Vaccini Covid agli over 80: solo il 15% ha ricevuto le due dosi
di Margherita De Bac e Lorenzo Salvia
Il segreto è, in parte, nell’accoglienza. All’istituto Spallanzani di Roma, maggiore riferimento per le malattie in città e a livello nazionale, anziani e fragili sono coccolati. Fiori e panchine lungo il percorso che conduce al padiglione della Primula, simbolo della campagna anti Covid, all’interno musica, riscaldamento, personale selezionato e gentile, non c’è attesa. «Domani inauguriamo il percorso per i non vedenti — racconta Francesco Vaia, direttore sanitario —. Una volta arrivati al cancello d’ingresso, vengono accompagnati da un addetto alla sicurezza fino alla postazione medica e qui presi in carico da personale dedicato.

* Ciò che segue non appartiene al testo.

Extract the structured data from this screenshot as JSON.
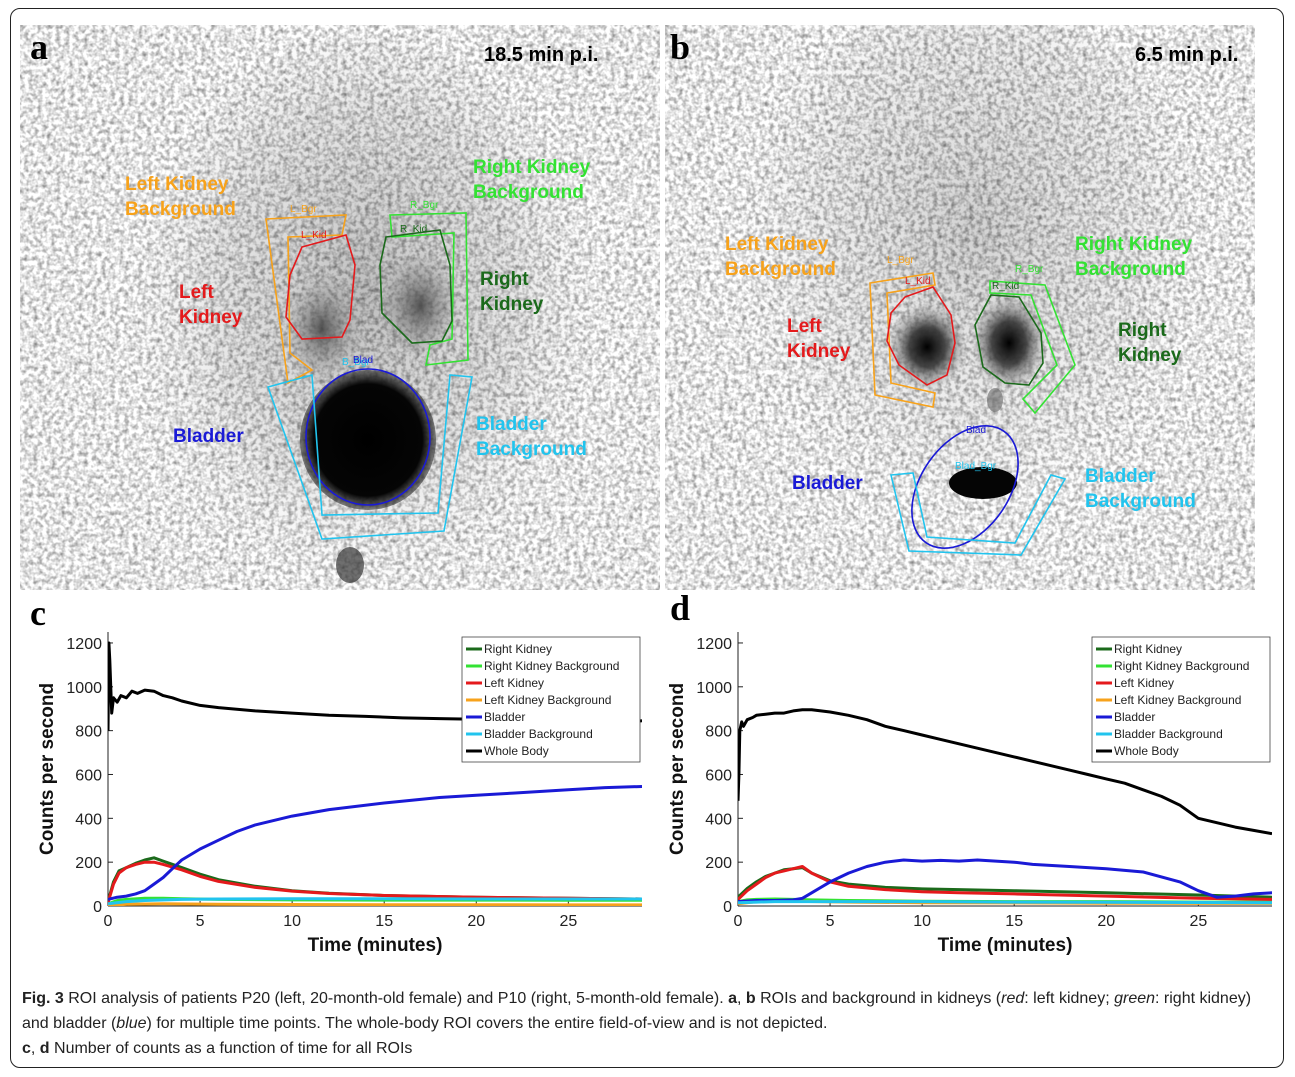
{
  "panels": {
    "a": {
      "letter": "a",
      "time": "18.5 min p.i.",
      "labels": {
        "left_kidney_background": "Left Kidney\nBackground",
        "right_kidney_background": "Right Kidney\nBackground",
        "left_kidney": "Left\nKidney",
        "right_kidney": "Right\nKidney",
        "bladder": "Bladder",
        "bladder_background": "Bladder\nBackground"
      },
      "roi_tags": {
        "l_bgr": "L_Bgr",
        "l_kid": "L_Kid",
        "r_bgr": "R_Bgr",
        "r_kid": "R_Kid",
        "blad": "Blad",
        "blad_bgr": "B_Bgr"
      }
    },
    "b": {
      "letter": "b",
      "time": "6.5 min p.i.",
      "labels": {
        "left_kidney_background": "Left Kidney\nBackground",
        "right_kidney_background": "Right Kidney\nBackground",
        "left_kidney": "Left\nKidney",
        "right_kidney": "Right\nKidney",
        "bladder": "Bladder",
        "bladder_background": "Bladder\nBackground"
      },
      "roi_tags": {
        "l_bgr": "L_Bgr",
        "l_kid": "L_Kid",
        "r_bgr": "R_Bgr",
        "r_kid": "R_Kid",
        "blad": "Blad",
        "blad_bgr": "Blad_Bgr"
      }
    },
    "c": {
      "letter": "c"
    },
    "d": {
      "letter": "d"
    }
  },
  "colors": {
    "left_kidney_background": "#f7a21b",
    "right_kidney_background": "#33e233",
    "left_kidney": "#e41a1c",
    "right_kidney": "#1b6a1b",
    "bladder": "#1a1ad6",
    "bladder_background": "#21c4ee"
  },
  "chart_data": [
    {
      "panel": "c",
      "type": "line",
      "xlabel": "Time (minutes)",
      "ylabel": "Counts per second",
      "xlim": [
        0,
        29
      ],
      "ylim": [
        0,
        1250
      ],
      "xticks": [
        0,
        5,
        10,
        15,
        20,
        25
      ],
      "yticks": [
        0,
        200,
        400,
        600,
        800,
        1000,
        1200
      ],
      "legend_position": "top-right",
      "series": [
        {
          "name": "Right Kidney",
          "color": "#1b6a1b",
          "x": [
            0,
            0.3,
            0.6,
            1,
            1.5,
            2,
            2.5,
            3,
            4,
            5,
            6,
            8,
            10,
            12,
            15,
            20,
            25,
            29
          ],
          "y": [
            20,
            110,
            160,
            175,
            195,
            210,
            220,
            205,
            175,
            145,
            120,
            90,
            70,
            58,
            48,
            40,
            35,
            32
          ]
        },
        {
          "name": "Right Kidney Background",
          "color": "#33e233",
          "x": [
            0,
            0.5,
            1,
            2,
            3,
            4,
            6,
            10,
            15,
            20,
            25,
            29
          ],
          "y": [
            10,
            25,
            30,
            35,
            35,
            33,
            30,
            28,
            27,
            27,
            26,
            26
          ]
        },
        {
          "name": "Left Kidney",
          "color": "#e41a1c",
          "x": [
            0,
            0.3,
            0.6,
            1,
            1.5,
            2,
            2.5,
            3,
            4,
            5,
            6,
            8,
            10,
            12,
            15,
            20,
            25,
            29
          ],
          "y": [
            15,
            100,
            150,
            175,
            190,
            200,
            200,
            190,
            165,
            135,
            112,
            85,
            68,
            57,
            48,
            40,
            35,
            32
          ]
        },
        {
          "name": "Left Kidney Background",
          "color": "#f7a21b",
          "x": [
            0,
            1,
            3,
            6,
            10,
            15,
            20,
            25,
            29
          ],
          "y": [
            0,
            8,
            10,
            8,
            7,
            6,
            6,
            5,
            5
          ]
        },
        {
          "name": "Bladder",
          "color": "#1a1ad6",
          "x": [
            0,
            0.5,
            1,
            1.5,
            2,
            2.5,
            3,
            3.5,
            4,
            5,
            6,
            7,
            8,
            10,
            12,
            15,
            18,
            20,
            22,
            25,
            27,
            29
          ],
          "y": [
            30,
            40,
            45,
            55,
            70,
            100,
            130,
            170,
            210,
            260,
            300,
            340,
            370,
            410,
            440,
            470,
            495,
            505,
            515,
            530,
            540,
            545
          ]
        },
        {
          "name": "Bladder Background",
          "color": "#21c4ee",
          "x": [
            0,
            1,
            2,
            4,
            6,
            10,
            15,
            20,
            25,
            29
          ],
          "y": [
            10,
            20,
            25,
            30,
            32,
            33,
            33,
            32,
            32,
            32
          ]
        },
        {
          "name": "Whole Body",
          "color": "#000000",
          "x": [
            0,
            0.05,
            0.1,
            0.2,
            0.3,
            0.5,
            0.7,
            1,
            1.3,
            1.6,
            2,
            2.5,
            3,
            3.5,
            4,
            5,
            6,
            8,
            10,
            12,
            14,
            16,
            18,
            20,
            22,
            24,
            26,
            28,
            29
          ],
          "y": [
            800,
            1200,
            1120,
            880,
            950,
            930,
            960,
            950,
            980,
            970,
            985,
            980,
            960,
            950,
            935,
            915,
            905,
            890,
            880,
            870,
            865,
            858,
            855,
            852,
            850,
            845,
            840,
            838,
            845
          ]
        }
      ]
    },
    {
      "panel": "d",
      "type": "line",
      "xlabel": "Time (minutes)",
      "ylabel": "Counts per second",
      "xlim": [
        0,
        29
      ],
      "ylim": [
        0,
        1250
      ],
      "xticks": [
        0,
        5,
        10,
        15,
        20,
        25
      ],
      "yticks": [
        0,
        200,
        400,
        600,
        800,
        1000,
        1200
      ],
      "legend_position": "top-right",
      "series": [
        {
          "name": "Right Kidney",
          "color": "#1b6a1b",
          "x": [
            0,
            0.5,
            1,
            1.5,
            2,
            2.5,
            3,
            3.5,
            4,
            5,
            6,
            8,
            10,
            12,
            15,
            20,
            25,
            29
          ],
          "y": [
            40,
            80,
            110,
            135,
            150,
            165,
            170,
            175,
            150,
            115,
            100,
            85,
            78,
            75,
            70,
            60,
            50,
            40
          ]
        },
        {
          "name": "Right Kidney Background",
          "color": "#33e233",
          "x": [
            0,
            0.5,
            1,
            2,
            3,
            4,
            6,
            10,
            15,
            20,
            25,
            29
          ],
          "y": [
            20,
            28,
            30,
            32,
            30,
            28,
            25,
            22,
            20,
            20,
            18,
            18
          ]
        },
        {
          "name": "Left Kidney",
          "color": "#e41a1c",
          "x": [
            0,
            0.5,
            1,
            1.5,
            2,
            2.5,
            3,
            3.5,
            4,
            5,
            6,
            8,
            10,
            12,
            15,
            20,
            25,
            29
          ],
          "y": [
            30,
            70,
            100,
            130,
            150,
            160,
            170,
            180,
            150,
            110,
            90,
            75,
            65,
            60,
            55,
            45,
            35,
            30
          ]
        },
        {
          "name": "Left Kidney Background",
          "color": "#f7a21b",
          "x": [
            0,
            1,
            3,
            6,
            10,
            15,
            20,
            25,
            29
          ],
          "y": [
            10,
            20,
            22,
            18,
            15,
            14,
            13,
            12,
            12
          ]
        },
        {
          "name": "Bladder",
          "color": "#1a1ad6",
          "x": [
            0,
            1,
            2,
            3,
            3.5,
            4,
            5,
            6,
            7,
            8,
            9,
            10,
            11,
            12,
            13,
            14,
            15,
            16,
            18,
            20,
            22,
            24,
            25,
            26,
            27,
            28,
            29
          ],
          "y": [
            20,
            25,
            25,
            28,
            35,
            60,
            110,
            150,
            180,
            200,
            210,
            205,
            208,
            205,
            210,
            205,
            200,
            190,
            180,
            170,
            155,
            110,
            70,
            40,
            45,
            55,
            60
          ]
        },
        {
          "name": "Bladder Background",
          "color": "#21c4ee",
          "x": [
            0,
            1,
            2,
            4,
            6,
            10,
            15,
            20,
            25,
            29
          ],
          "y": [
            15,
            18,
            20,
            20,
            20,
            20,
            18,
            17,
            16,
            15
          ]
        },
        {
          "name": "Whole Body",
          "color": "#000000",
          "x": [
            0,
            0.05,
            0.1,
            0.2,
            0.3,
            0.5,
            0.8,
            1,
            1.5,
            2,
            2.5,
            3,
            3.5,
            4,
            4.5,
            5,
            6,
            7,
            8,
            9,
            10,
            11,
            12,
            13,
            14,
            15,
            16,
            17,
            18,
            19,
            20,
            21,
            22,
            23,
            24,
            25,
            26,
            27,
            28,
            29
          ],
          "y": [
            480,
            600,
            800,
            840,
            820,
            850,
            860,
            870,
            875,
            880,
            880,
            890,
            895,
            895,
            890,
            885,
            870,
            850,
            820,
            800,
            780,
            760,
            740,
            720,
            700,
            680,
            660,
            640,
            620,
            600,
            580,
            560,
            530,
            500,
            460,
            400,
            380,
            360,
            345,
            330
          ]
        }
      ]
    }
  ],
  "caption": {
    "fig": "Fig. 3",
    "text_1": " ROI analysis of patients P20 (left, 20-month-old female) and P10 (right, 5-month-old female). ",
    "a": "a",
    "sep1": ", ",
    "b": "b",
    "text_2": " ROIs and background in kidneys (",
    "red": "red",
    "text_3": ": left kidney; ",
    "green": "green",
    "text_4": ": right kidney) and bladder (",
    "blue": "blue",
    "text_5": ") for multiple time points. The whole-body ROI covers the entire field-of-view and is not depicted.",
    "c": "c",
    "sep2": ", ",
    "d": "d",
    "text_6": " Number of counts as a function of time for all ROIs"
  }
}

Il passaparola ha fatto il resto. C’è grande richiesta». Secondo la tabella aggiornata ogni giorno dalla Fondazione Gimbe, il Lazio è al quarto posto in Italia per percentuale di over 80 che hanno completato il ciclo con il richiamo(22,8%), quindi che sono immunizzati del tutto. Un altro 27,6% ha ricevuto la prima dose di Pfizer-Biontech e Moderna, i due preparati indicati per le categorie dei fragili. L’assessore alla Salute Alessio D’Amato vede vicina la meta: 290.000 anziani hanno fatto la profilassi con almeno una dose oltre quelli ricoverati nelle Residenze sanitarie assistenziali (Rsa) e raggiunti a casa.
Solo la metà
La media nazionale però è insoddisfacente. Appena il 14,7% degli ultra 80enni è immunizzato al completo, il 28,2% si trova a metà del percorso, col primo inoculo. In pratica meno della metà della popolazione più in avanti con gli anni, a più alto rischio di ricovero e di morte (4.442.000) ha avuto l’iniezione. Quasi ultimata invece la fase nelle Rsa dove moltissimi sono stati protetti: l’89,1% degli ospiti (507.912). La differenza tra Regioni è abissale, a prescindere dalla posizione geografica nord-sud. Secondo il piano originale presentato in Parlamento dal ministro Speranza il 2 dicembre e poi aggiornato sulla base delle pessime notizie di mancata consegna dei vaccini, gli anziani avrebbero dovuto essere messi al riparo dal Sars-CoV-2 entro febbraio, scadenza poi slittata a fine marzo per le note difficoltà di approvvigionamento di materia prima. Ora il traguardo scivola a fine aprile, o addirittura a maggio quando sarà scattata la campagna di massa. Il beneficio a livello di riduzione di mortalità nella categoria anziani è fermo su piccoli numeri e comunque non è stato rilevato.
Gli imbucati
Ma c’è soltanto questo, il taglio degli ordinativi, dietro il fenomeno della lentezza con cui la fascia più debole della popolazione sta ancora aspettando la «fialetta»? Non ne è convinto Nino Cartabellotta, fondatore di Gimbe: «Purtroppo all’inizio della campagna vaccinale, che indicava come priorità 1.404.000 operatori sanitari e sociosanitari, parte delle dosi allora disponibili sono finite a persone che non ne avevano diritto. Mi riferisco a dipendenti amministrativi che non avevano contatto né con malati né col pubblico e che quindi anche per l’età non avrebbero dovuto avere la precedenza. Possiamo calcolare che gli imbucati siano stati il 16%. Non dico che sia stata un’operazione in malafede. Eravamo in una fase in cui le aziende farmaceutiche non avevano comunicato i tagli e non si prevedeva ci sarebbero state difficoltà di scorte. Sembrava che ci fosse disponibilità».